"Then to the rolling Heav'n itself I cried
Asking, 'What Lamp had Destiny to guide
Her little children stumbling in the dark?'
And - 'A blind understanding!' Heav'n replied."

Omar Khayyam, Rubayat XXXIII
In the darker rooms of truth and sorrow
I heard an old song, a murmur of woe,
"Is that you, is it, my dear grandmother?"
I asked that sweet voice,"why have you come here?
Am I still a child, stumbling in the dark
Alone like a tree in a treeless park?
Have you really come to soothe my tired mind
To give me your warm hug with arms so kind?
O that little song that you sang for me
Could I just one time, just one more time hear?

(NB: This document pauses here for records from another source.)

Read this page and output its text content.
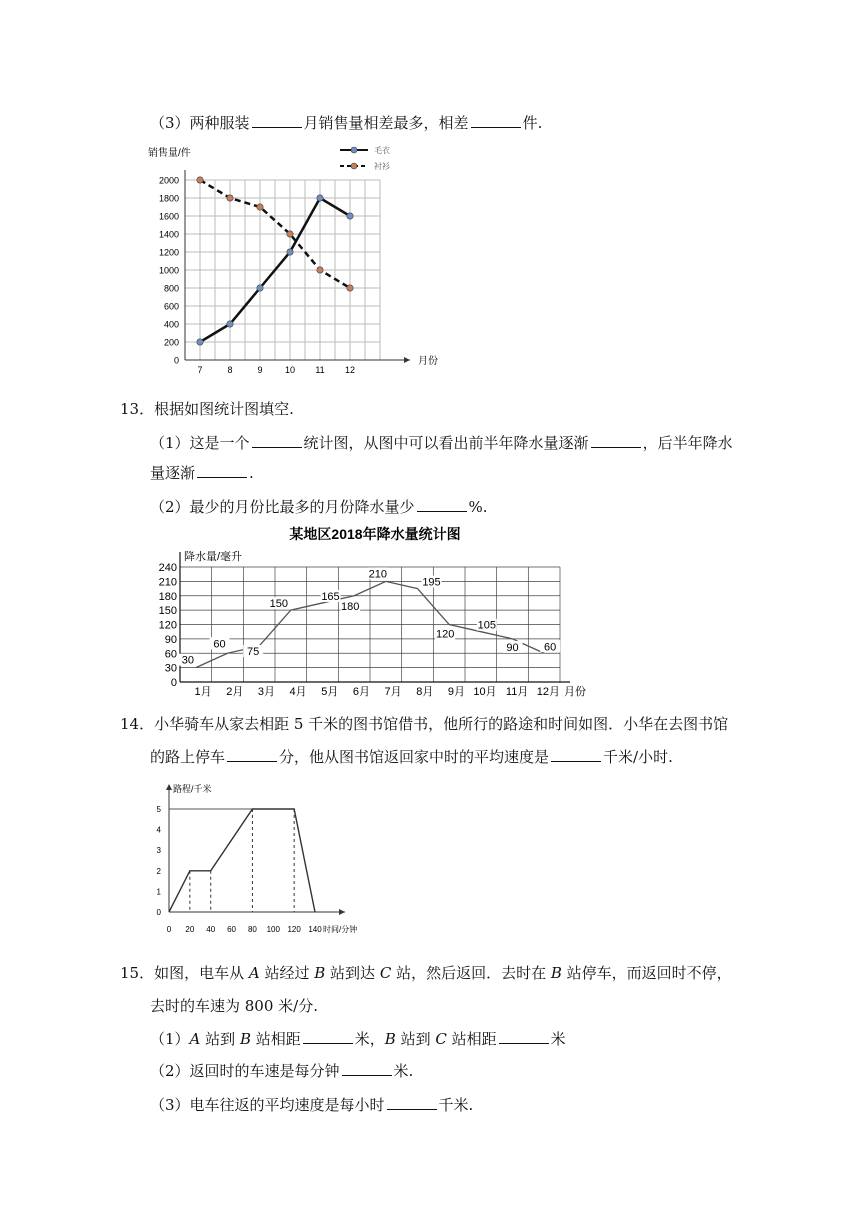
（3）两种服装	月销售量相差最多，相差	件.
0
200
400
600
800
1000
1200
1400
1600
1800
2000
销售量/件
月份
7	8	9 10 11 12
毛衣
衬衫
13．根据如图统计图填空.
（1）这是一个	统计图，从图中可以看出前半年降水量逐渐	，后半年降水
量逐渐	.
（2）最少的月份比最多的月份降水量少	%.
某地区2018年降水量统计图
降水量/毫升
0
30
60
90
120
150
180
210
240
1月 2月 3月 4月 5月 6月 7月 8月 9月 10月 11月 12月 月份
30
60
75
150
165
180
210
195
120
105
90 60
14．小华骑车从家去相距 5 千米的图书馆借书，他所行的路途和时间如图．小华在去图书馆
的路上停车	分，他从图书馆返回家中时的平均速度是	千米/小时.
路程/千米
时间/分钟
0
1
2
3
4
5
0 20 40 60 80 100 120 140
15．如图，电车从 A 站经过 B 站到达 C 站，然后返回．去时在 B 站停车，而返回时不停，
去时的车速为 800 米/分.
（1）A 站到 B 站相距	米，B 站到 C 站相距	米
（2）返回时的车速是每分钟	米.
（3）电车往返的平均速度是每小时	千米.
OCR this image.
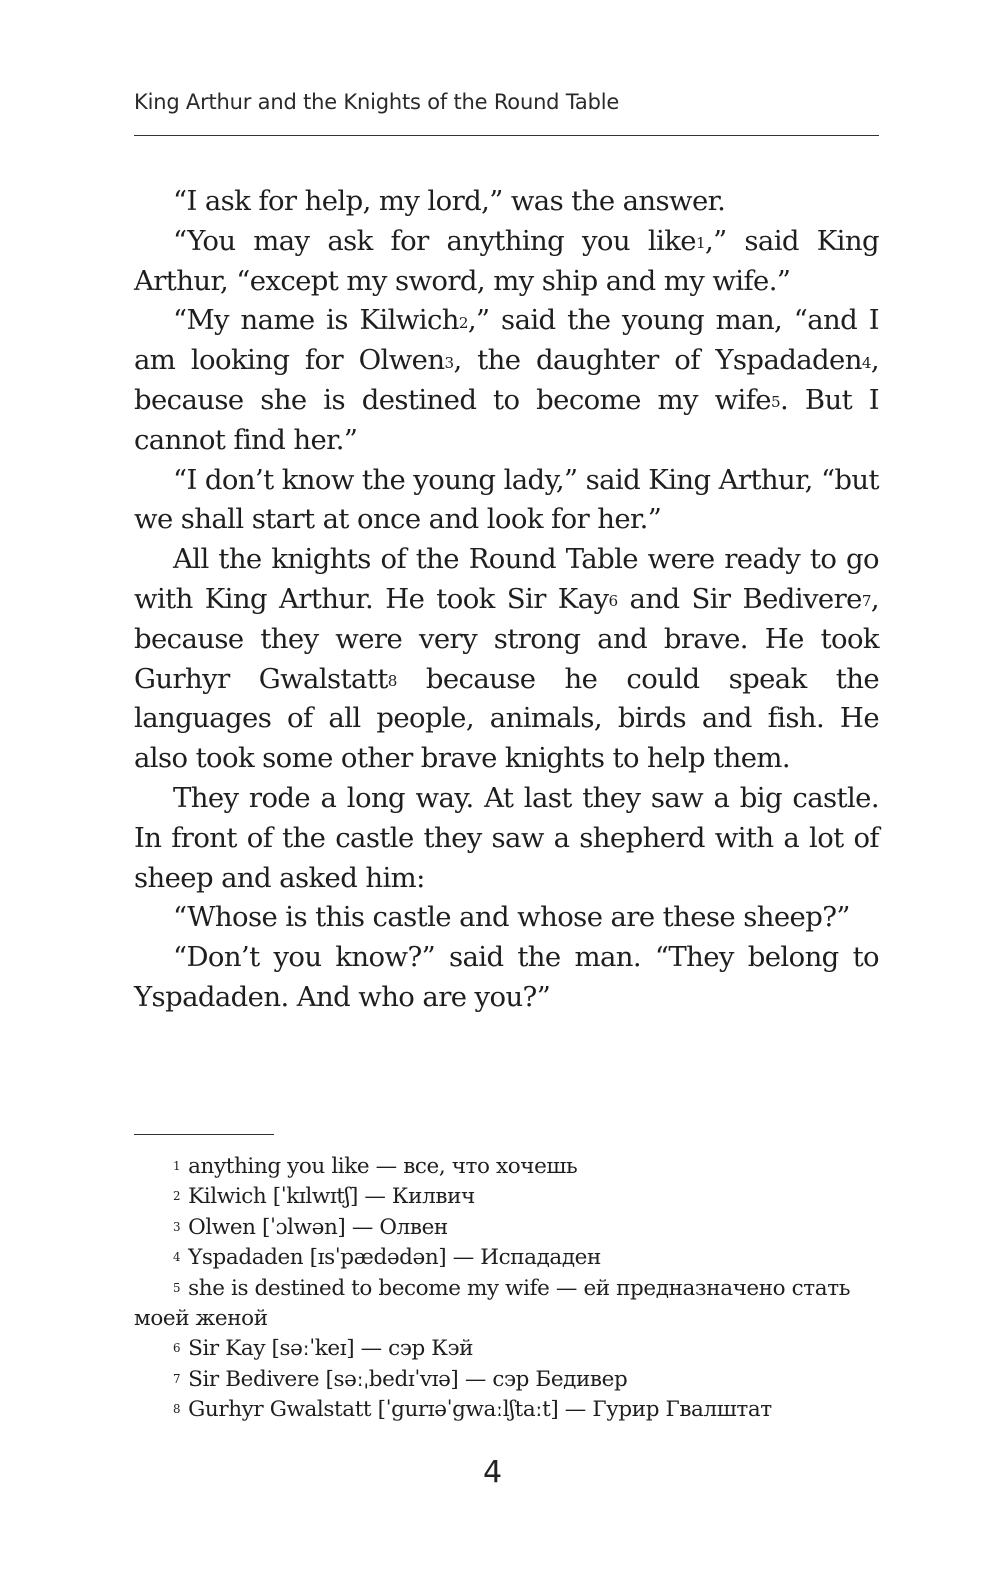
King Arthur and the Knights of the Round Table

“I ask for help, my lord,” was the answer.

“You may ask for anything you like$^1$,” said King Arthur, “except my sword, my ship and my wife.”

“My name is Kilwich$^2$,” said the young man, “and I am looking for Olwen$^3$, the daughter of Yspadaden$^4$, because she is destined to become my wife$^5$. But I cannot find her.”

“I don’t know the young lady,” said King Arthur, “but we shall start at once and look for her.”

All the knights of the Round Table were ready to go with King Arthur. He took Sir Kay$^6$ and Sir Bedivere$^7$, because they were very strong and brave. He took Gurhyr Gwalstatt$^8$ because he could speak the languages of all people, animals, birds and fish. He also took some other brave knights to help them.

They rode a long way. At last they saw a big castle. In front of the castle they saw a shepherd with a lot of sheep and asked him:

“Whose is this castle and whose are these sheep?”

“Don’t you know?” said the man. “They belong to Yspadaden. And who are you?”

1 anything you like — все, что хочешь

2 Kilwich [ˈkɪlwɪtʃ] — Килвич

3 Olwen [ˈɔlwən] — Олвен

4 Yspadaden [ɪsˈpædədən] — Испададен

5 she is destined to become my wife — ей предназначено стать моей женой

6 Sir Kay [səːˈkeɪ] — сэр Кэй

7 Sir Bedivere [səːˌbedɪˈvɪə] — сэр Бедивер

8 Gurhyr Gwalstatt [ˈgurɪəˈgwaːlʃtaːt] — Гурир Гвалштат

4
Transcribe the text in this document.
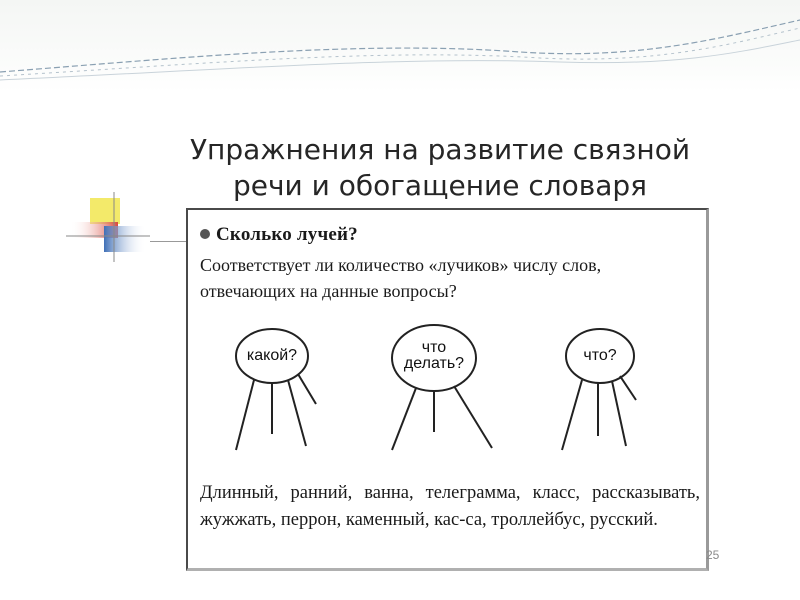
Упражнения на развитие связной
речи и обогащение словаря
Сколько лучей?
Соответствует ли количество «лучиков» числу слов, отвечающих на данные вопросы?
какой?	что
делать?	что?
Длинный, ранний, ванна, телеграмма, класс, рассказывать, жужжать, перрон, каменный, кас-са, троллейбус, русский.
25
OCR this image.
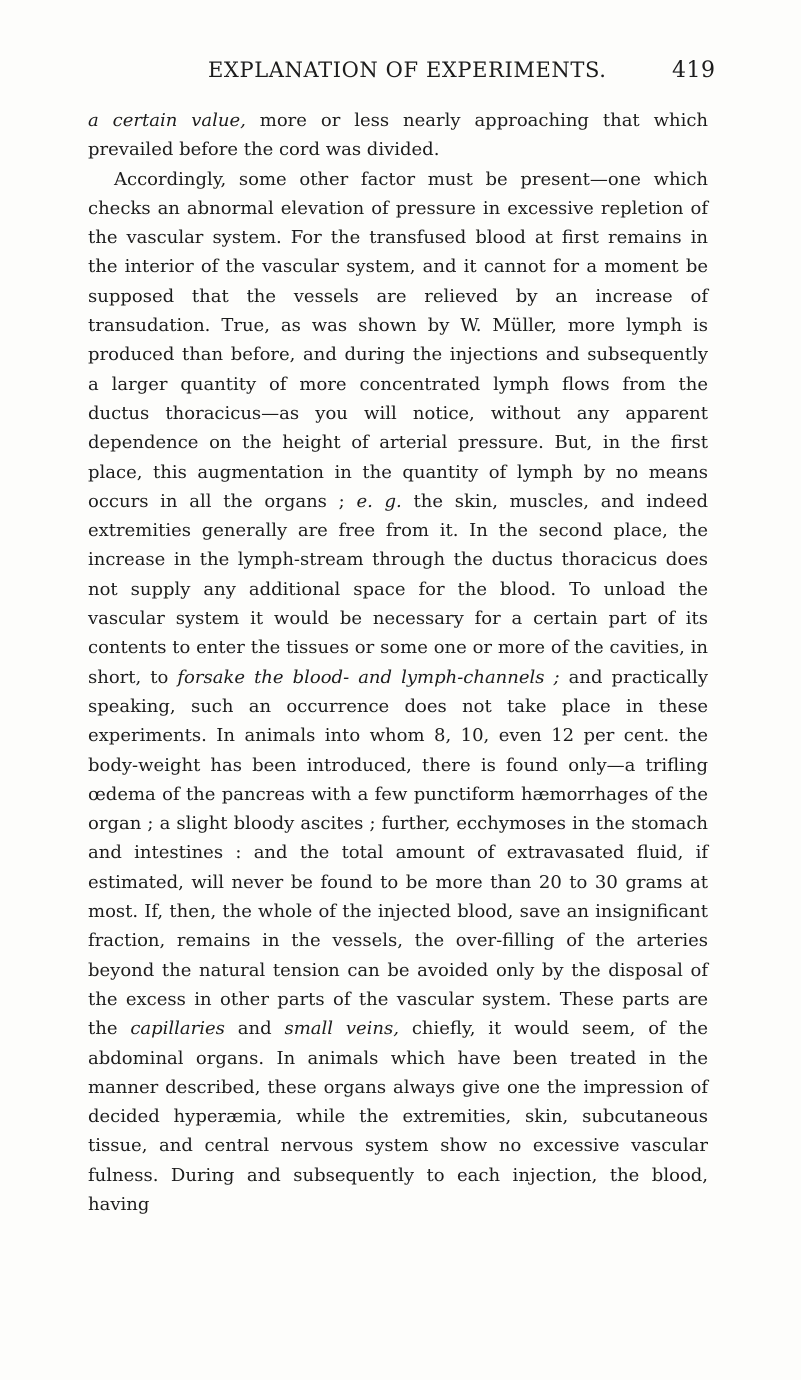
EXPLANATION OF EXPERIMENTS.	419

a certain value, more or less nearly approaching that which prevailed before the cord was divided.

Accordingly, some other factor must be present—one which checks an abnormal elevation of pressure in excessive repletion of the vascular system. For the transfused blood at first remains in the interior of the vascular system, and it cannot for a moment be supposed that the vessels are relieved by an increase of transudation. True, as was shown by W. Müller, more lymph is produced than before, and during the injections and subsequently a larger quantity of more concentrated lymph flows from the ductus thoracicus—as you will notice, without any apparent dependence on the height of arterial pressure. But, in the first place, this augmentation in the quantity of lymph by no means occurs in all the organs ; e. g. the skin, muscles, and indeed extremities generally are free from it. In the second place, the increase in the lymph-stream through the ductus thoracicus does not supply any additional space for the blood. To unload the vascular system it would be necessary for a certain part of its contents to enter the tissues or some one or more of the cavities, in short, to forsake the blood- and lymph-channels ; and practically speaking, such an occurrence does not take place in these experiments. In animals into whom 8, 10, even 12 per cent. the body-weight has been introduced, there is found only—a trifling œdema of the pancreas with a few punctiform hæmorrhages of the organ ; a slight bloody ascites ; further, ecchymoses in the stomach and intestines : and the total amount of extravasated fluid, if estimated, will never be found to be more than 20 to 30 grams at most. If, then, the whole of the injected blood, save an insignificant fraction, remains in the vessels, the over-filling of the arteries beyond the natural tension can be avoided only by the disposal of the excess in other parts of the vascular system. These parts are the capillaries and small veins, chiefly, it would seem, of the abdominal organs. In animals which have been treated in the manner described, these organs always give one the impression of decided hyperæmia, while the extremities, skin, subcutaneous tissue, and central nervous system show no excessive vascular fulness. During and subsequently to each injection, the blood, having
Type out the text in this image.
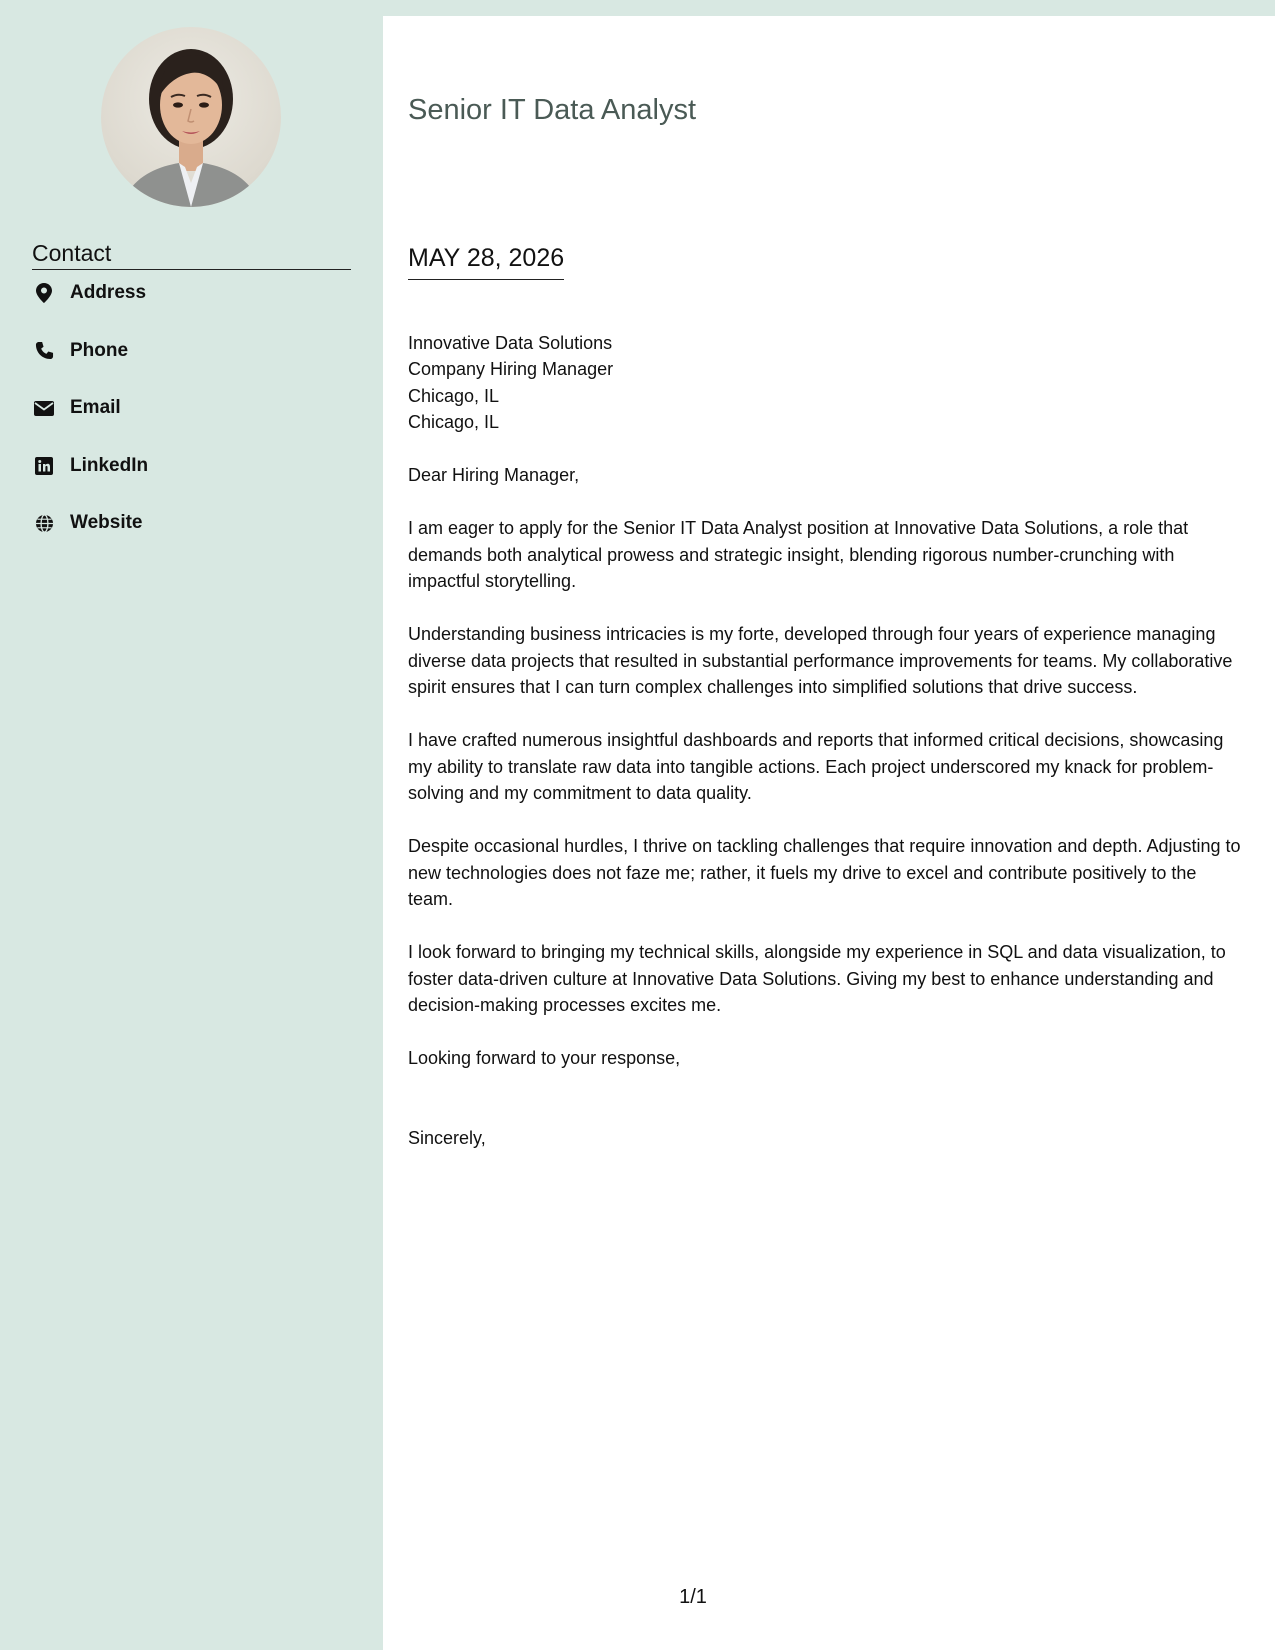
Contact
Address
Phone
Email
LinkedIn
Website
Senior IT Data Analyst
MAY 28, 2026

Innovative Data Solutions
Company Hiring Manager
Chicago, IL
Chicago, IL

Dear Hiring Manager,

I am eager to apply for the Senior IT Data Analyst position at Innovative Data Solutions, a role that demands both analytical prowess and strategic insight, blending rigorous number-crunching with impactful storytelling.

Understanding business intricacies is my forte, developed through four years of experience managing diverse data projects that resulted in substantial performance improvements for teams. My collaborative spirit ensures that I can turn complex challenges into simplified solutions that drive success.

I have crafted numerous insightful dashboards and reports that informed critical decisions, showcasing my ability to translate raw data into tangible actions. Each project underscored my knack for problem-solving and my commitment to data quality.

Despite occasional hurdles, I thrive on tackling challenges that require innovation and depth. Adjusting to new technologies does not faze me; rather, it fuels my drive to excel and contribute positively to the team.

I look forward to bringing my technical skills, alongside my experience in SQL and data visualization, to foster data-driven culture at Innovative Data Solutions. Giving my best to enhance understanding and decision-making processes excites me.

Looking forward to your response,

Sincerely,

1/1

The song stronger than the sounds of fury
And the blood that runs in heart's artery
And the suppressed roars of the stormy shores
Or the ruthless rage of deafening wars...
Where are Armenia's heroes of old times
When will our churches ring their bells and chimes
In all of our lands, in all of our towns
From Cilicia to Ani and Erzroum?
On the horizons of darkness and fear
When will our warriors begin to appear?
Is that the same song, my dear grandmother
That you sang marching on the burning sand
Into the desert of famine and death
To resist, endure until your last breath
So that I may now be alive and tell
To the whole world your suffering in hell
How you were forced out by the savage hordes
Of your ancient home, land of ancestors
And how they tortured and raped your loved ones
And wounded then killed all three of your sons...?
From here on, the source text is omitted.